Zu einem Vorgespräch trafen Projektleiter Jürgen Töpfer und Heiner Jäckel vom Burger Volkschor am Montag mit Diakon Klaus Lange von der katholischen Kirchengemeinde sowie Eckart Grundmann und Lutz Lapke von der Sparkasse Jerichower Land zusammen. Die Sparkasse als Sponsor wird es ermöglichen, dass für die "Lange Nacht der Chöre" mit 250 Mitwirkenden kein Eintritt erhoben werden muss. Die Zuhörer werden allerdings um eine Spende gebeten. "Die Hälfte des gespendeten Geldes wird der Burger Gruppe von Netzwerk Leben zugute kommen, die andere Hälfte ist für die Deckung der Unkosten bestimmt", so Jürgen Töpfer. Diakon Lange sagte die Unterstützung von Mitgliedern der Kirchengemeinde und insbesondere der Gruppe "Netzwerk Leben" bei der Vorbereitung und am Konzertabend zu. Und die Sparkassenvertreter wollen nicht nur für die finanzielle Absicherung der Konzertnacht sorgen, sondern mit entsprechender Werbung in den Filialen dazu beitragen, dass sich die St. Johanneskirche am 14. Juli nach Möglichkeit bis auf den letzten Platz füllt.

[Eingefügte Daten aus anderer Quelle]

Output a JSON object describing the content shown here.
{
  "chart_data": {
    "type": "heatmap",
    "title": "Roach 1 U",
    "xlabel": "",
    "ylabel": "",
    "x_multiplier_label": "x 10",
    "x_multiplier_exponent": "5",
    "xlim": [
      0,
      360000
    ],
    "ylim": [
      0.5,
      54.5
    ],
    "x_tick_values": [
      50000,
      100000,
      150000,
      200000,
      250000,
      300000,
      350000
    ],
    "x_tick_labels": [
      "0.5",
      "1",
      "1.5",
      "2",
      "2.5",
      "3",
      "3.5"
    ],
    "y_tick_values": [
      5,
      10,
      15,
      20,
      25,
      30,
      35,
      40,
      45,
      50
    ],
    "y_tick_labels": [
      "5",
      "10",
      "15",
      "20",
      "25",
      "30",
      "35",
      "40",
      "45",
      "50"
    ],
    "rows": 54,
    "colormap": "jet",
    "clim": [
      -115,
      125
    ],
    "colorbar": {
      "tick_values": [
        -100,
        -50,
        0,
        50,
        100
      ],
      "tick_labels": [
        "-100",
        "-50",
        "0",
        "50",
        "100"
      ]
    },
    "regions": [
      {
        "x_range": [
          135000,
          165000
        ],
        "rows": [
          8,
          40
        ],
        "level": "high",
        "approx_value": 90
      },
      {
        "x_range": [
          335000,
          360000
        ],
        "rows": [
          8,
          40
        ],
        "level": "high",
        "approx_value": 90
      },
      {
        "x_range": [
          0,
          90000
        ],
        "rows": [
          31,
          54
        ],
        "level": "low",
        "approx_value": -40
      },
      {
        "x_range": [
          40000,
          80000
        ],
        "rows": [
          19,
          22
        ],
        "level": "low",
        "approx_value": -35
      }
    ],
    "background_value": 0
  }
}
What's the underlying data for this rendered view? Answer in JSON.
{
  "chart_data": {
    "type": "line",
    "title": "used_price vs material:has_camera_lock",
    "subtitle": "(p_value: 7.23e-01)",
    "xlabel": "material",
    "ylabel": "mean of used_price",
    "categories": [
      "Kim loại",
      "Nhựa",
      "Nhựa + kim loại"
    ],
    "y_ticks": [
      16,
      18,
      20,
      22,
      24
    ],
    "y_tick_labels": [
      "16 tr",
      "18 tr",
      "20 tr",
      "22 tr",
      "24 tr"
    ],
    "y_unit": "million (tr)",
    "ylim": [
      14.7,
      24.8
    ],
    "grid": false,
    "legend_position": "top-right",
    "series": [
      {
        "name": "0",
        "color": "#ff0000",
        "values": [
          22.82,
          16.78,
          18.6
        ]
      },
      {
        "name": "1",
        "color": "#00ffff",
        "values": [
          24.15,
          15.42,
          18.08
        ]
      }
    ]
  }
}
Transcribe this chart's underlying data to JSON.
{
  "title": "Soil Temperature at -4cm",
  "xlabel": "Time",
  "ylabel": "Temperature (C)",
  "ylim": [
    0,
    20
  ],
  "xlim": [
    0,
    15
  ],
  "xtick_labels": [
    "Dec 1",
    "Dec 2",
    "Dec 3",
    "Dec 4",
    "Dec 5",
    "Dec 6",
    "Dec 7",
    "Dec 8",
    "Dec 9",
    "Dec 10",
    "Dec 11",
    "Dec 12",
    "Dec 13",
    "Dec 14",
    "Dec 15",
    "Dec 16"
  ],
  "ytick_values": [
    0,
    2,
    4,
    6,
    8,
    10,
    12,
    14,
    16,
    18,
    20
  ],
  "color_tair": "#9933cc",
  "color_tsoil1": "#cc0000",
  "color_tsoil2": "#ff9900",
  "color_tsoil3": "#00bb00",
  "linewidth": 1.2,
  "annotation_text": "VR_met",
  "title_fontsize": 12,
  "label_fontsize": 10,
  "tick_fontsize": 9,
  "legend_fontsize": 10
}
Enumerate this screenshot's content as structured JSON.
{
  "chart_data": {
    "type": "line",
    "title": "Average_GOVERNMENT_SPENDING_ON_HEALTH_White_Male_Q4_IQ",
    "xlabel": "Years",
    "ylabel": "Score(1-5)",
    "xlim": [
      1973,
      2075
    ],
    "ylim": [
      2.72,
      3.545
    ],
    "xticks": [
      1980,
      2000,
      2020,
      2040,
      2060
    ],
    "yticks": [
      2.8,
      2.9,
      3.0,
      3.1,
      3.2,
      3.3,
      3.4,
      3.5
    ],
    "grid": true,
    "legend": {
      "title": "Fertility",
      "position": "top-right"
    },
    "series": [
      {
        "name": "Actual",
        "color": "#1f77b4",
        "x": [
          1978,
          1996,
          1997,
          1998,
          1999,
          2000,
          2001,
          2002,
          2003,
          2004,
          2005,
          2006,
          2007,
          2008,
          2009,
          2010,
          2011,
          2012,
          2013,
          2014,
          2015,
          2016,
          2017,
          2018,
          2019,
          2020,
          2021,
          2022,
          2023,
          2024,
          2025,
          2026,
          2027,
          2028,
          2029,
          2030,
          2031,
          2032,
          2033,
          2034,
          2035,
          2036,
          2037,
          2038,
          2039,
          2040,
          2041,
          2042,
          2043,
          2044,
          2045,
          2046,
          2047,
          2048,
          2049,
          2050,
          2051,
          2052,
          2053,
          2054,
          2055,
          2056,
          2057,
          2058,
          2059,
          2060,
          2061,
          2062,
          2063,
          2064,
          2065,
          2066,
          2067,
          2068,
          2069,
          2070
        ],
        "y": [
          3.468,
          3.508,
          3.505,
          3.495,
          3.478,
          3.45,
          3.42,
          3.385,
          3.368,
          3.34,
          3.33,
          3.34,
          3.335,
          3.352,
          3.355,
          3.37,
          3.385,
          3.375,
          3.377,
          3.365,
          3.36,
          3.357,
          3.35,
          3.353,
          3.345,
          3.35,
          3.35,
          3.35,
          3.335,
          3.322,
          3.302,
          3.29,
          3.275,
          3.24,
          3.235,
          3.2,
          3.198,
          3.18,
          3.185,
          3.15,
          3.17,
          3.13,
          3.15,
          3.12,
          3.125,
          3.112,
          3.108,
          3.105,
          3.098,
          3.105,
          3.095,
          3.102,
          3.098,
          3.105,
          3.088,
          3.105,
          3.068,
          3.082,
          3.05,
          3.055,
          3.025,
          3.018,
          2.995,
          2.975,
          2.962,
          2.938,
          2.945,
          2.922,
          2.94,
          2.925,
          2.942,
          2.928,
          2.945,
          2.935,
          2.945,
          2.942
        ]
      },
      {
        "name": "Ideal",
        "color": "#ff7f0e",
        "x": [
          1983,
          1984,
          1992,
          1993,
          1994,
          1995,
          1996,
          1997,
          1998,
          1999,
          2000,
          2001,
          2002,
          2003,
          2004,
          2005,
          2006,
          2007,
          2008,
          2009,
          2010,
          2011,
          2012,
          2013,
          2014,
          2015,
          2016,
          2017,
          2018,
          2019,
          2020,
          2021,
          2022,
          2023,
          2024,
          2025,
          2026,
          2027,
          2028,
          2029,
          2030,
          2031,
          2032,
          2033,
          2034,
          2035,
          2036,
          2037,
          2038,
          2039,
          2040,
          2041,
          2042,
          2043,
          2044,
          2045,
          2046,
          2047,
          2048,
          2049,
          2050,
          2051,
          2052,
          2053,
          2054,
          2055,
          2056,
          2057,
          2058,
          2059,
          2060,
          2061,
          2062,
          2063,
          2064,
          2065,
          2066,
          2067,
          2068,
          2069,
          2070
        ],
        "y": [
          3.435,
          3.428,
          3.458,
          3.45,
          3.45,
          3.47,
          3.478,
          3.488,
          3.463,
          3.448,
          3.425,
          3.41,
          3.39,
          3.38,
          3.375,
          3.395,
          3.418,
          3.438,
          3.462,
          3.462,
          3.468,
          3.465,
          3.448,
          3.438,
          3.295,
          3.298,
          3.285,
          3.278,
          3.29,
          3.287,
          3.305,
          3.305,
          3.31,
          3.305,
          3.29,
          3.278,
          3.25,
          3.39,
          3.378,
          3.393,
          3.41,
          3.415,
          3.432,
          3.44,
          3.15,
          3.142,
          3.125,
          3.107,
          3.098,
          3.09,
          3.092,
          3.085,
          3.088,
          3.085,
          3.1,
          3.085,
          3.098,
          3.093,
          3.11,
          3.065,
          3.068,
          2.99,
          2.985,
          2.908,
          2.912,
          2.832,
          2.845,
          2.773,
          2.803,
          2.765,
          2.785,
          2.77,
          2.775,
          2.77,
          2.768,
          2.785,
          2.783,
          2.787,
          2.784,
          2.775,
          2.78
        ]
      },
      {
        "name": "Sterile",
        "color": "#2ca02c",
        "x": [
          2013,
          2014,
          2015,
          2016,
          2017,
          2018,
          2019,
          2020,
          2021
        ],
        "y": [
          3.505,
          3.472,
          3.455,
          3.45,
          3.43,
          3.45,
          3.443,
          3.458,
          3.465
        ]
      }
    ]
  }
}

Jürgen Töpfer ist sich sicher, dass eine "Lange Nacht der Chöre", die es bereits ein einigen Städten regelmäßig gibt, auch in Burg beim Publikum gut ankommt und nicht nur eingefleischte Fans der Chormusik anlockt. Denn am 14. Juli wird es nicht nur Chormusik geben. Auf die Besucher wartet unter anderem auch eine Ausstellung. Und während der fünf Stunden dauernden Chornacht besteht für die Gäste auch die Möglichkeit, sich mit Speisen und Getränken zu stärken.

Höhepunkte des Programms werden unter anderem die Auftritte des Kammerchores "CantArt" aus Halle und des Magdeburger Frauenchores sein. Außerdem wirken der Chor der Burger Pestalozzi-Schule, der Jugendchor Gommern, der Frauenchor Rathenow, der Gospelchor Lostau und natürlich der Burger Volkschor sowie Instrumentalisten mit.